I respond with a smirk of my own that says I didn’t consider it because it would have been stupid and impossible. “You haven’t met her. She doesn’t listen to sense. She doesn’t believe anything I’m saying. I couldn’t explain something to her and turn her loose, back into the world. She’d know too much.”

“You told her everything, and you’re going to turn her loose anyway, with a butt ton of money, just hoping that an NDA and a couple billion is going to keep her from talking?” Granny slaps her thighs and lets out a hoot. “Oh lord, the stench is real.”

“Real good?”

“Real bad! I’m talking about your stench. The stench of your attitude. You kidnapped the girl, drugged her, and stuffed her in your disgusting basement, which is unfinished and full of spiders, mice, and other horrific horrors. Use your brain, child. Didn’t I teach you a damn thing?”

“I—yes—you did.”

“Not when it comes to women, apparently. You think you’re going to charm a lady like that?”

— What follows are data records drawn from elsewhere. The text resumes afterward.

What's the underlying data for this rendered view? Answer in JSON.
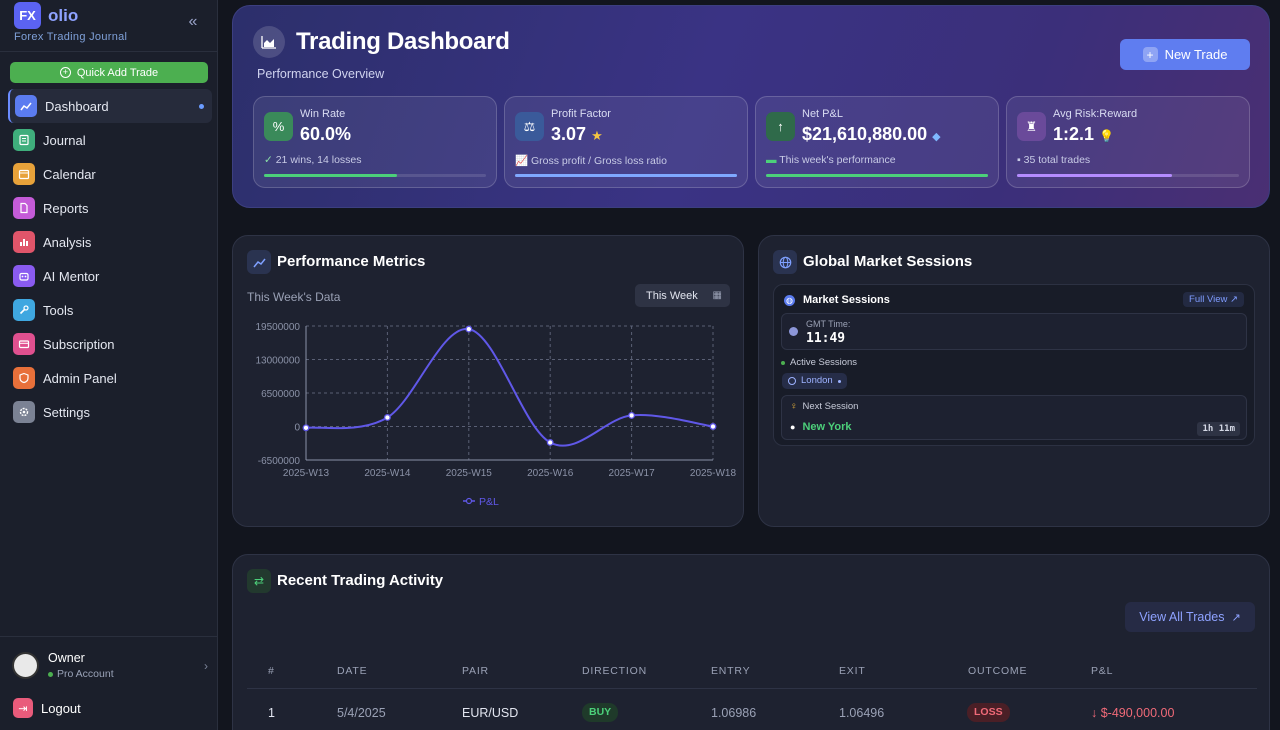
{
  "app": {
    "brand_logo": "FX",
    "brand_name": "olio",
    "brand_subtitle": "Forex Trading Journal",
    "collapse_icon": "chevrons-left-icon"
  },
  "sidebar": {
    "quick_add_label": "Quick Add Trade",
    "items": [
      {
        "label": "Dashboard",
        "icon": "trend-up-icon",
        "color": "#5b7cf0",
        "active": true
      },
      {
        "label": "Journal",
        "icon": "book-icon",
        "color": "#3fae7c"
      },
      {
        "label": "Calendar",
        "icon": "calendar-icon",
        "color": "#e8a23a"
      },
      {
        "label": "Reports",
        "icon": "report-icon",
        "color": "#c45bd8"
      },
      {
        "label": "Analysis",
        "icon": "bar-chart-icon",
        "color": "#e0556a"
      },
      {
        "label": "AI Mentor",
        "icon": "robot-icon",
        "color": "#8a5bf0"
      },
      {
        "label": "Tools",
        "icon": "wrench-icon",
        "color": "#3fa7e0"
      },
      {
        "label": "Subscription",
        "icon": "credit-card-icon",
        "color": "#e0508f"
      },
      {
        "label": "Admin Panel",
        "icon": "shield-icon",
        "color": "#e8703a"
      },
      {
        "label": "Settings",
        "icon": "gear-icon",
        "color": "#7b8294"
      }
    ],
    "user_name": "Owner",
    "user_role": "Pro Account",
    "logout_label": "Logout"
  },
  "hero": {
    "title": "Trading Dashboard",
    "subtitle": "Performance Overview",
    "new_trade_label": "New Trade",
    "stats": [
      {
        "label": "Win Rate",
        "value": "60.0%",
        "suffix_icon": "",
        "note": "21 wins, 14 losses",
        "note_icon": "check-icon",
        "icon": "percent-icon",
        "icon_color": "#3a8a5a",
        "progress": 0.6,
        "bar_color": "#4cd07a"
      },
      {
        "label": "Profit Factor",
        "value": "3.07",
        "suffix_icon": "star-icon",
        "note": "Gross profit / Gross loss ratio",
        "note_icon": "chart-icon",
        "icon": "scale-icon",
        "icon_color": "#3a5a9a",
        "progress": 1.0,
        "bar_color": "#7fa8ff"
      },
      {
        "label": "Net P&L",
        "value": "$21,610,880.00",
        "suffix_icon": "diamond-icon",
        "note": "This week's performance",
        "note_icon": "money-icon",
        "icon": "arrow-up-icon",
        "icon_color": "#2f6a4a",
        "progress": 1.0,
        "bar_color": "#4cd07a"
      },
      {
        "label": "Avg Risk:Reward",
        "value": "1:2.1",
        "suffix_icon": "bulb-icon",
        "note": "35 total trades",
        "note_icon": "briefcase-icon",
        "icon": "chess-icon",
        "icon_color": "#6a4a9a",
        "progress": 0.7,
        "bar_color": "#b58cff"
      }
    ]
  },
  "performance": {
    "title": "Performance Metrics",
    "subtitle": "This Week's Data",
    "period_select": "This Week"
  },
  "chart_data": {
    "type": "line",
    "categories": [
      "2025-W13",
      "2025-W14",
      "2025-W15",
      "2025-W16",
      "2025-W17",
      "2025-W18"
    ],
    "series": [
      {
        "name": "P&L",
        "values": [
          -250000,
          1750000,
          18900000,
          -3100000,
          2150000,
          0
        ],
        "color": "#6058e8"
      }
    ],
    "yticks": [
      19500000,
      13000000,
      6500000,
      0,
      -6500000
    ],
    "ytick_labels": [
      "19500000",
      "13000000",
      "6500000",
      "0",
      "-6500000"
    ],
    "ylim": [
      -6500000,
      19500000
    ],
    "legend": "bottom",
    "grid": true
  },
  "sessions": {
    "title": "Global Market Sessions",
    "panel_title": "Market Sessions",
    "full_view_label": "Full View",
    "gmt_label": "GMT Time:",
    "gmt_time": "11:49",
    "active_label": "Active Sessions",
    "active_sessions": [
      "London"
    ],
    "next_label": "Next Session",
    "next_city": "New York",
    "countdown": "1h 11m"
  },
  "activity": {
    "title": "Recent Trading Activity",
    "view_all_label": "View All Trades",
    "columns": [
      "#",
      "DATE",
      "PAIR",
      "DIRECTION",
      "ENTRY",
      "EXIT",
      "OUTCOME",
      "P&L"
    ],
    "rows": [
      {
        "num": "1",
        "date": "5/4/2025",
        "pair": "EUR/USD",
        "direction": "BUY",
        "entry": "1.06986",
        "exit": "1.06496",
        "outcome": "LOSS",
        "pnl": "$-490,000.00"
      }
    ]
  }
}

I let out a disgusted snort while my men started doing an uncomfortable shuffle. “How should I do it then? How should I fix it and convince her? She really doesn’t believe anything I said.”

Just then, the doorbell rings and the guys let out excited cheers. Granny studies the plates on the counter, but she waits until Pink leaves and returns, carrying no less than twelve extra large boxes. Hey, we’re five grown men here. Twelve pizzas are more like a snack.

“Is that anchovies?” Granny nearly gags when Pink pops the lid on his box.

“Oh yeah,” Pink says and grins. “Most definitely.”

The scent of fish fills up the kitchen, and now we’re all trying not to gag. It’s even worse when Pink grabs the barbeque sauce, the hot sauce, and the mayo and slathers a good amount of each on top of the pizza. He adds a fistful of pickled jalapenos to top it all off, then walks across the vast kitchen and pulls up a seat at the huge antique table. It seats twelve, just in case my brothers from different mothers ever drop by.